Campeche Chair
The Campeche chair, a leather or caned sling seat supported by a non-folding cross-frame, was in widespread use in the United States and New Spain in the first half of the nineteenth century.
The Campeche, also called a “Spanish chair” or boutaque, is a leather or caned sling seat supported by a non-folding cross-frame. It had widespread use in the United States and New Spain in the first half of the nineteenth century. The name “Campeche” (or “Campeachy,” a term used by Thomas Jefferson to describe the form) is taken from the Yucatán port city in Mexico, or Bay of Campeche, from which such chairs were shipped to Louisiana. Early nineteenth-century New Orleans cargo manifests title them boutaque, from the Spanish word butaca (armchair). Usually made of mahogany, these chairs are sometimes incorrectly described as being made of Campeche wood or logwood (also bloodwood or palo de tiente), which was imported regularly from the Yucatán to North America for use as a natural dye.
Although it originated in Europe as a variant of the Roman sella curulis (magistrate’s seat), the Hispanic butaca and the joinery methods used in its construction were transferred to the Americas during the Spanish conquest. Reminiscent of indigenous X-frames, the butaca functioned as an acceptable hybrid in the blended society of New Spain, marrying the European design with an innovative reclining back that was practical in tropical plantation culture. Planter’s chairs are a related variant, with arms that fold out for footrests.
In North America, Campeches had an exotic flair, compared to Anglo-American furniture. But in New Orleans, where these chairs were regularly shipped from the Yucatán (probably from the Spanish colonial period onward), they were a normal part of the cultural landscape, reflecting the Latin heritage of many local residents. In January 1818, shortly after his arrival in New Orleans, Benjamin Henry Boneval Latrobe (1764–1820) painted a French Quarter rooftop scene overlooking ships docked along the Mississippi River; both the cigar and the Campeche chair of the gentleman seated at center easily might have been imported by one of the pictured vessels.

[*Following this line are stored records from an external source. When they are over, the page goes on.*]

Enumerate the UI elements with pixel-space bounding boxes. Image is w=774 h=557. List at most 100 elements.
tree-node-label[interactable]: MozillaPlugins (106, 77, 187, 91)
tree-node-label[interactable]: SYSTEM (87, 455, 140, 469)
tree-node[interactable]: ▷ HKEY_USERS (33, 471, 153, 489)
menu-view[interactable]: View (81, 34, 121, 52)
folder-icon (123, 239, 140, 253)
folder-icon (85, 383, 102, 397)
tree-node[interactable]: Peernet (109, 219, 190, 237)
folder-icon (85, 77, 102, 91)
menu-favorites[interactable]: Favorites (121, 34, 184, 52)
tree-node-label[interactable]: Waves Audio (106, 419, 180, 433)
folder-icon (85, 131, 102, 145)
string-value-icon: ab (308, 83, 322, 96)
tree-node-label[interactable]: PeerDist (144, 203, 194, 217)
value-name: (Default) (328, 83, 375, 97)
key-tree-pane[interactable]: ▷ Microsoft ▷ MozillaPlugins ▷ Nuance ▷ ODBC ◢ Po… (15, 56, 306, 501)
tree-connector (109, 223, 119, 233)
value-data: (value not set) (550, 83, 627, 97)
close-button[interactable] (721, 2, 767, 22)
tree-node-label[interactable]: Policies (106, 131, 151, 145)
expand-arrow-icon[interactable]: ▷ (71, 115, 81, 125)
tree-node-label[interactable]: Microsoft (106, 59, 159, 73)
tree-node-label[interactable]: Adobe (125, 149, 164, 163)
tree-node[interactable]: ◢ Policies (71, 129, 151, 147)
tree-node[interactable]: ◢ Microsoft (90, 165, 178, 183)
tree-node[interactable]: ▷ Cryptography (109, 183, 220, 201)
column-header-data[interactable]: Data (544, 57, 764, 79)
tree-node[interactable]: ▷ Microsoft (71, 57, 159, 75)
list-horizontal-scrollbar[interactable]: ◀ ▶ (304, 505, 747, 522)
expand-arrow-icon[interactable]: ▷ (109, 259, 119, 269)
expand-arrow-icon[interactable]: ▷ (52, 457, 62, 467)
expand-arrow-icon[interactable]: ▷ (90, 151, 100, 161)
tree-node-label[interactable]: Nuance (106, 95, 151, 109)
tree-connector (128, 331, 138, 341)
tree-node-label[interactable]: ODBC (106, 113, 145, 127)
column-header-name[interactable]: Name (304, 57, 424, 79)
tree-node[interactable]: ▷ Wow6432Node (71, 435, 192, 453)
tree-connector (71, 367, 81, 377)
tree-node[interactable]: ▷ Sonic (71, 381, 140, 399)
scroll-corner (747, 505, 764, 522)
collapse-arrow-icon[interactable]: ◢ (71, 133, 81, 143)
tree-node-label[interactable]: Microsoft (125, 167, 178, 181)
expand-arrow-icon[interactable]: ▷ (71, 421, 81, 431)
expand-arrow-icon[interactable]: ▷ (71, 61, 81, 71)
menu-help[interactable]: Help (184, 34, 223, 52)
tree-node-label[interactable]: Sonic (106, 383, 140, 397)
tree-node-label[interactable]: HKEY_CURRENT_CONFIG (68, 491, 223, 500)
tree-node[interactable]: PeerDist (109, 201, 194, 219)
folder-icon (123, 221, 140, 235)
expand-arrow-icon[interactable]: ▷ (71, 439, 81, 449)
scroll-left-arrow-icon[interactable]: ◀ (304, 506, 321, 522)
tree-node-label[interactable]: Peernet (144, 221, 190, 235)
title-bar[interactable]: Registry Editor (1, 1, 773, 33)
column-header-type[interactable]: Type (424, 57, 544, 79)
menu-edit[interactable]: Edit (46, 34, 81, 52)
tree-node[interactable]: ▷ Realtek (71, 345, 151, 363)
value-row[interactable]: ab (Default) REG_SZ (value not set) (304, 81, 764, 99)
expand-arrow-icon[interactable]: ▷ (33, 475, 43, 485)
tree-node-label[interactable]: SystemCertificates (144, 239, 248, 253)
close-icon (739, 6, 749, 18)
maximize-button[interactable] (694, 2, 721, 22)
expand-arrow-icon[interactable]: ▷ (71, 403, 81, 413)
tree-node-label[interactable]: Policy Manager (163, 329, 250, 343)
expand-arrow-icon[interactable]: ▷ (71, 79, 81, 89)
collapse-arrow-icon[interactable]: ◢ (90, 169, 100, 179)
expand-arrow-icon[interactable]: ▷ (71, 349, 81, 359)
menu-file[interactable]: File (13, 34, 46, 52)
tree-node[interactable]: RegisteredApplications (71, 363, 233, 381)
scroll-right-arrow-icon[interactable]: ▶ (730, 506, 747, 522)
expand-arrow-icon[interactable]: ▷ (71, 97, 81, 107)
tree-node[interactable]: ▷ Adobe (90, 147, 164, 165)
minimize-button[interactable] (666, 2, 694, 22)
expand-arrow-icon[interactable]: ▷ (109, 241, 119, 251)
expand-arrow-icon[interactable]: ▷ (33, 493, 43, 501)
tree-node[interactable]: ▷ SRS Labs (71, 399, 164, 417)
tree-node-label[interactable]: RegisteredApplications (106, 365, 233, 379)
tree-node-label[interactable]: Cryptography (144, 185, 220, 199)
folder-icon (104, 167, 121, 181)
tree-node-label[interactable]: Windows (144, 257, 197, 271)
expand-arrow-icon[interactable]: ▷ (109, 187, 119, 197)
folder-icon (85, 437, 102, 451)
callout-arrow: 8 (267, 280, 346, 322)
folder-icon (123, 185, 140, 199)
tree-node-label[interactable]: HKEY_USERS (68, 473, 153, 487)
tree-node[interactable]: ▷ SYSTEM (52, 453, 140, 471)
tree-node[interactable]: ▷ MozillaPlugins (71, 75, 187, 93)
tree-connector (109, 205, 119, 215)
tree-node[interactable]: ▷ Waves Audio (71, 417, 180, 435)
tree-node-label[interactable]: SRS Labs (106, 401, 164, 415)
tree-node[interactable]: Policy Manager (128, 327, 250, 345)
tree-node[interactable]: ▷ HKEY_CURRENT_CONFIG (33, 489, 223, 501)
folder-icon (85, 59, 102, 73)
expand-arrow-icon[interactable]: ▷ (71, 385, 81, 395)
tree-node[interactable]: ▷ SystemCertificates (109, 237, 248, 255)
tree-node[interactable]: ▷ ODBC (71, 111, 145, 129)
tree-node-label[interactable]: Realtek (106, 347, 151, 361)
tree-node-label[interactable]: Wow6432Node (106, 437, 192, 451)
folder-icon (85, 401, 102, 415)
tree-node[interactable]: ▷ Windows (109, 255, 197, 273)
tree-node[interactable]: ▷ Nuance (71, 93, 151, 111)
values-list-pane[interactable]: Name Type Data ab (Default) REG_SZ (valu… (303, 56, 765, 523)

Thomas Jefferson received his Campeche as a gift from Thomas Bolling Robertson, the first US representative from Louisiana, who later served as the state’s attorney general and governor. Jefferson found the Campeche so comfortable that he had at least one replicated at the Monticello joinery. Demand for the chairs spread: Campeches appeared in an 1828 Philadelphia cabinetmaker’s trade catalogue and in an 1844 London chair maker’s price book, which copied the popular imports from Spain and Latin America.
Today, Campeches remain in museum and university collections, including the Louisiana State Museum, Princeton University, and The Metropolitan Museum of Art, where New Orleans merchant James Colles’s intricately inlaid and embossed leather chair is on permanent display in the Henry R. Luce Center. Although the Campeche was pervasive in North America and elsewhere, the chair remains strongly associated with Mexican culture. In the twentieth century Cuban-born designer Clara Porset (1895–1981) celebrated the form as a symbol of Mexican folk tradition, and her designs were shown at the Museum of Modern Art in New York. Former Tulane University architecture professor William Spratling (1900–1967)—well known for his “Spratling y Artesanos” silver designs made in Taxco, Mexico—also produced a line of butaquitos (diminutive armchairs).